Among the final chapters of the book is a critical survey of the development of Spinozism in the Netherlands in the nineteenth and twentieth centuries ("Nineteenth and Twentieth-Century Dutch Spinozism") and modern and recent trends in Spinoza scholarship, especially in Europe ("Spinoza Past and Present"). The former chapter examines how Spinozism, which experienced a lull in the eighteenth century in the Netherlands (Van Bunge notes that "Spinoza hardly played any part in Dutch High Enlightenment discourse"), regained traction in the late nineteenth century as primarily a "propagandist" movement among figures like Van Vloten, then entered a more "philosophical" (or levensbeschouwelijk, meaning "contemplative life") stage in the early twentieth century, finally reaching a "scholarly" phase by the 1960s with ground-breaking work by such Dutch and Flemish scholars as Hubbeling, De Dijn, and Klever. This survey of the life of Dutch Spinozism is both illuminating and useful, particularly as it places this "movement" in the context of modern Dutch history and (in the book's final chapter) allows for a comparison with recent trends in French and Anglo-American Spinoza scholarship.

In sum, this is a rich and varied collection of essays that will be of great interest not only to Spinoza scholars but to anyone interested in the Enlightenment and in Dutch intellectual history. It is a brilliant set of studies that illuminates the intellectual and historical contexts of Spinoza's philosophy, as well as its reception and influence.

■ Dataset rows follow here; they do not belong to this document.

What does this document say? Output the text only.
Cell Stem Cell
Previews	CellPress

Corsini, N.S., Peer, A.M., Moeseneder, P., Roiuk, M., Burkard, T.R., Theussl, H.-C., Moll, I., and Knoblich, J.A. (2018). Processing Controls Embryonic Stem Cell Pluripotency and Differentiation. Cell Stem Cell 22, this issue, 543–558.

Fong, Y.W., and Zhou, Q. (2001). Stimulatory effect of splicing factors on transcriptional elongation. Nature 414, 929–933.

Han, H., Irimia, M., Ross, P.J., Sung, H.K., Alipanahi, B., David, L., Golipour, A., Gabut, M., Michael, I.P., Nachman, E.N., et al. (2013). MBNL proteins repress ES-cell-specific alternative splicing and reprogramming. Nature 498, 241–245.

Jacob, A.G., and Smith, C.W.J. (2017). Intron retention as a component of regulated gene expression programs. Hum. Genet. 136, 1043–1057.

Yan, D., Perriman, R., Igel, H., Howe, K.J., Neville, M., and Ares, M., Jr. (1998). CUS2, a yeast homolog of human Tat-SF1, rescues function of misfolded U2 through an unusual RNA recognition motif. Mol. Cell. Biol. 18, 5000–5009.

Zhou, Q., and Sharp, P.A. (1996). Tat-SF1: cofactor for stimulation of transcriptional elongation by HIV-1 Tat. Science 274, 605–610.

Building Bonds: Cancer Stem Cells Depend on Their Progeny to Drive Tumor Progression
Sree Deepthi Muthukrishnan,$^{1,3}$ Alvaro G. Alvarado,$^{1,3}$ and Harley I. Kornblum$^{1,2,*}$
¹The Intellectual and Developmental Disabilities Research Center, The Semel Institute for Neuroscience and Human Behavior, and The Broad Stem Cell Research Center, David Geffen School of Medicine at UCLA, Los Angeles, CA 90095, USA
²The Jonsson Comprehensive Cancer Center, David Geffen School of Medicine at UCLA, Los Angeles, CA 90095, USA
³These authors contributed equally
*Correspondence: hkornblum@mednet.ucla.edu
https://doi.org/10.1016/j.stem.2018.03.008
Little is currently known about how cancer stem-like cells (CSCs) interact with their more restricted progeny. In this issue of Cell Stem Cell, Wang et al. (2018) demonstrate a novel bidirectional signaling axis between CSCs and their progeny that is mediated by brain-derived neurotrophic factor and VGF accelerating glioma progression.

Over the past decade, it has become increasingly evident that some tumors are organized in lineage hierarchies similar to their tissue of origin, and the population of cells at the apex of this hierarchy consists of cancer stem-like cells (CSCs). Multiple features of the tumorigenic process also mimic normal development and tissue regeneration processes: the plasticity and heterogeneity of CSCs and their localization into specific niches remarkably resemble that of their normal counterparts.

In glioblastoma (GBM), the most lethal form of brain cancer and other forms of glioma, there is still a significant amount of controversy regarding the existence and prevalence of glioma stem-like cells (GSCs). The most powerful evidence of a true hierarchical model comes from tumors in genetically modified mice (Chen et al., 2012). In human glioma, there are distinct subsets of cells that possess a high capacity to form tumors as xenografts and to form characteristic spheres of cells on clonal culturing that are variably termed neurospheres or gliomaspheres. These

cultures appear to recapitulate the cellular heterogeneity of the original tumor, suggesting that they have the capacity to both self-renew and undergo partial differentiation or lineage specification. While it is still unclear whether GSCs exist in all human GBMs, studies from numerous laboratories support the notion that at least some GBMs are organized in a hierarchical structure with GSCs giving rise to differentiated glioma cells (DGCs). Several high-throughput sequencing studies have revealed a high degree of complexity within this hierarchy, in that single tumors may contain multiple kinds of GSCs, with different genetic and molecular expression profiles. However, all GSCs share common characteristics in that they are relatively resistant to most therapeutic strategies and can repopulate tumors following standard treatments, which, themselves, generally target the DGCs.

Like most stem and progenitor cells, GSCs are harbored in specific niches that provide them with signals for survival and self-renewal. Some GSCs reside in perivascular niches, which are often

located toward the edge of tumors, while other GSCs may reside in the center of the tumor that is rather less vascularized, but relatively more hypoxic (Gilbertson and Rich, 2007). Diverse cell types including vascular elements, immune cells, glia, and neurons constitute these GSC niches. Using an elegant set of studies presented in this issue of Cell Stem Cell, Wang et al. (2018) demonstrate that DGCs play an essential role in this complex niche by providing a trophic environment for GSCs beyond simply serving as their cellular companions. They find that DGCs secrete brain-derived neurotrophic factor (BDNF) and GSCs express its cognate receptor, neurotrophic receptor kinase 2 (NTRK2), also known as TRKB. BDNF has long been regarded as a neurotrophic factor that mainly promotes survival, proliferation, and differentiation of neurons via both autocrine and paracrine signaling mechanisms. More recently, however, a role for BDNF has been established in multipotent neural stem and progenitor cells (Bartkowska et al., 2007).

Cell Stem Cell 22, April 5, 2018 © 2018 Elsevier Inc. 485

Let me close by adding a word of praise for the series Brill's Studies in Intellectual History, in which this book appears. Brill has recently brought out a number of fine and important volumes on Spinoza (including Van Bunge's earlier book, From Stevin to Spinoza: An Essay on Philosophy in the Seventeenth-Century Dutch Republic, and a presentation by Leen Spruit and Pina Totaro of the recently discovered manuscript of the Ethics), on early modern intellectual history (for example, Erik Jorink's Reading the Book of Nature in the Dutch Golden Age: 1575-1715), and editions of primary texts (such as the translation of Arnold Geulincx's Ethics, with Samuel Beckett's notes). The books, all hardcover, are ridiculously and unreasonably expensive, but they are important additions to the scholarly literature. As university presses take on fewer and fewer "low level" projects, it is good to know that someone is picking up the slack.